Function used to simulate three data sets to illustrate the use
of funcharts
.
It uses the function simulate_mfd
,
which creates a data set with three functional covariates,
a functional response generated as a function of the
three functional covariates,
and a scalar response generated as a function of the
three functional covariates.
This function generates three data sets, one for phase I,
one for tuning, i.e.,
to estimate the control chart limits, and one for phase II monitoring.
see also simulate_mfd
.
sim_funcharts(nobs1 = 1000, nobs_tun = 1000, nobs2 = 60)
The number of observation to simulate in phase I. Default is 1000.
The number of observation to simulate the tuning data set. Default is 1000.
The number of observation to simulate in phase II. Default is 60.

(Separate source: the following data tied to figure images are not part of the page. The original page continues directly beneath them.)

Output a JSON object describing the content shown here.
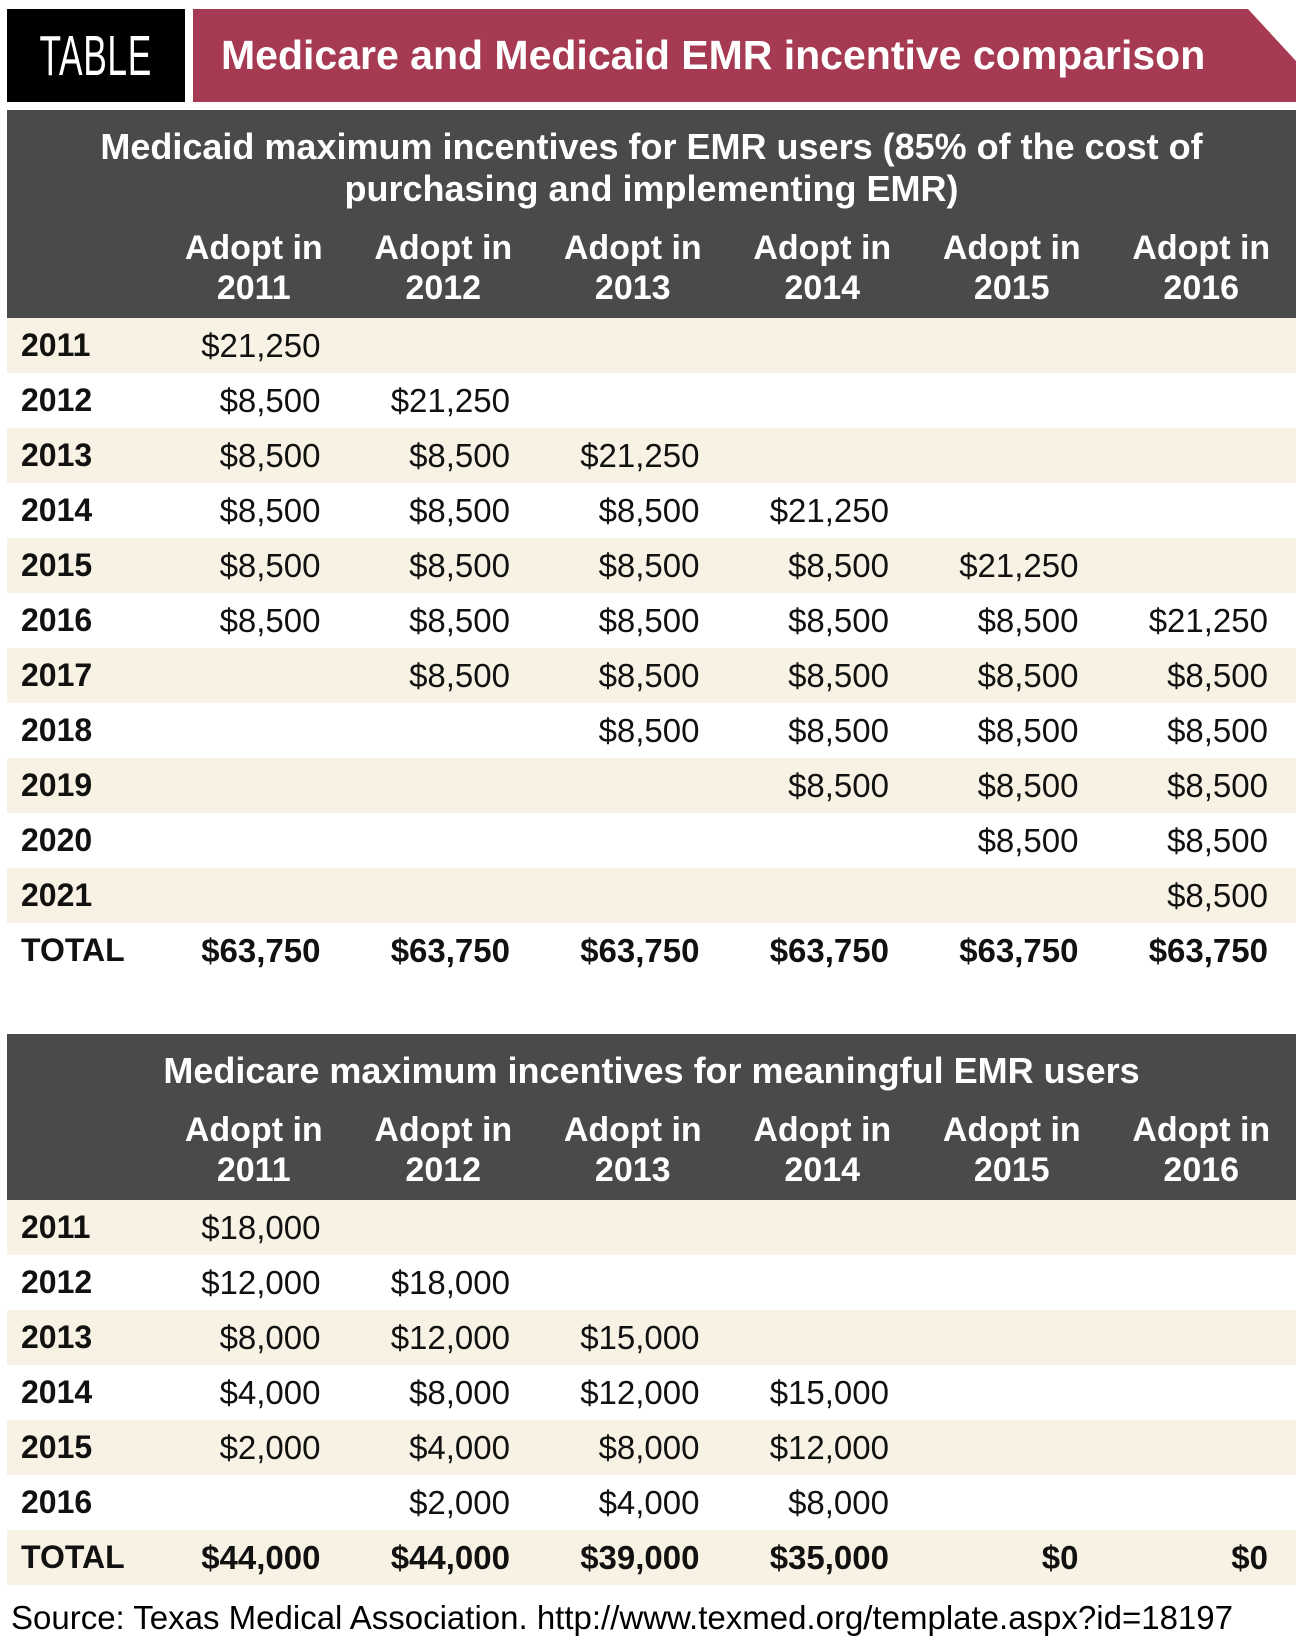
{
  "header": {
    "tag": "TABLE",
    "title": "Medicare and Medicaid EMR incentive comparison"
  },
  "colors": {
    "banner_maroon": "#a63a52",
    "tag_black": "#000000",
    "table_header_gray": "#4a4a4a",
    "row_cream": "#f7f2e3",
    "row_white": "#ffffff"
  },
  "source": {
    "text": "Source: Texas Medical Association. http://www.texmed.org/template.aspx?id=18197"
  },
  "chart_data": [
    {
      "type": "table",
      "title": "Medicaid maximum incentives for EMR users (85% of the cost of purchasing and implementing EMR)",
      "columns": [
        "Adopt in 2011",
        "Adopt in 2012",
        "Adopt in 2013",
        "Adopt in 2014",
        "Adopt in 2015",
        "Adopt in 2016"
      ],
      "rows": [
        {
          "label": "2011",
          "values": [
            "$21,250",
            "",
            "",
            "",
            "",
            ""
          ]
        },
        {
          "label": "2012",
          "values": [
            "$8,500",
            "$21,250",
            "",
            "",
            "",
            ""
          ]
        },
        {
          "label": "2013",
          "values": [
            "$8,500",
            "$8,500",
            "$21,250",
            "",
            "",
            ""
          ]
        },
        {
          "label": "2014",
          "values": [
            "$8,500",
            "$8,500",
            "$8,500",
            "$21,250",
            "",
            ""
          ]
        },
        {
          "label": "2015",
          "values": [
            "$8,500",
            "$8,500",
            "$8,500",
            "$8,500",
            "$21,250",
            ""
          ]
        },
        {
          "label": "2016",
          "values": [
            "$8,500",
            "$8,500",
            "$8,500",
            "$8,500",
            "$8,500",
            "$21,250"
          ]
        },
        {
          "label": "2017",
          "values": [
            "",
            "$8,500",
            "$8,500",
            "$8,500",
            "$8,500",
            "$8,500"
          ]
        },
        {
          "label": "2018",
          "values": [
            "",
            "",
            "$8,500",
            "$8,500",
            "$8,500",
            "$8,500"
          ]
        },
        {
          "label": "2019",
          "values": [
            "",
            "",
            "",
            "$8,500",
            "$8,500",
            "$8,500"
          ]
        },
        {
          "label": "2020",
          "values": [
            "",
            "",
            "",
            "",
            "$8,500",
            "$8,500"
          ]
        },
        {
          "label": "2021",
          "values": [
            "",
            "",
            "",
            "",
            "",
            "$8,500"
          ]
        },
        {
          "label": "TOTAL",
          "values": [
            "$63,750",
            "$63,750",
            "$63,750",
            "$63,750",
            "$63,750",
            "$63,750"
          ]
        }
      ]
    },
    {
      "type": "table",
      "title": "Medicare maximum incentives for meaningful EMR users",
      "columns": [
        "Adopt in 2011",
        "Adopt in 2012",
        "Adopt in 2013",
        "Adopt in 2014",
        "Adopt in 2015",
        "Adopt in 2016"
      ],
      "rows": [
        {
          "label": "2011",
          "values": [
            "$18,000",
            "",
            "",
            "",
            "",
            ""
          ]
        },
        {
          "label": "2012",
          "values": [
            "$12,000",
            "$18,000",
            "",
            "",
            "",
            ""
          ]
        },
        {
          "label": "2013",
          "values": [
            "$8,000",
            "$12,000",
            "$15,000",
            "",
            "",
            ""
          ]
        },
        {
          "label": "2014",
          "values": [
            "$4,000",
            "$8,000",
            "$12,000",
            "$15,000",
            "",
            ""
          ]
        },
        {
          "label": "2015",
          "values": [
            "$2,000",
            "$4,000",
            "$8,000",
            "$12,000",
            "",
            ""
          ]
        },
        {
          "label": "2016",
          "values": [
            "",
            "$2,000",
            "$4,000",
            "$8,000",
            "",
            ""
          ]
        },
        {
          "label": "TOTAL",
          "values": [
            "$44,000",
            "$44,000",
            "$39,000",
            "$35,000",
            "$0",
            "$0"
          ]
        }
      ]
    }
  ]
}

A list with three objects, datI
contains the phase I data,
datI_tun
contains the tuning data,
datII
contains the phase II data.
In the phase II data, the first group of observations are in control,
the second group of observations contains a moderate mean shift,
while the third group of observations contains a severe mean shift.
The shift types are described in the paper from Capezza et al. (2022).
Centofanti F, Lepore A, Menafoglio A, Palumbo B, Vantini S. (2021) Functional Regression Control Chart. Technometrics, 63(3), 281--294. <doi:10.1080/00401706.2020.1753581>
Capezza, C., Centofanti, F., Lepore, A., Menafoglio, A., Palumbo, B., & Vantini, S. (2022). funcharts: Control charts for multivariate functional data in R. arXiv preprint arXiv:2207.09321.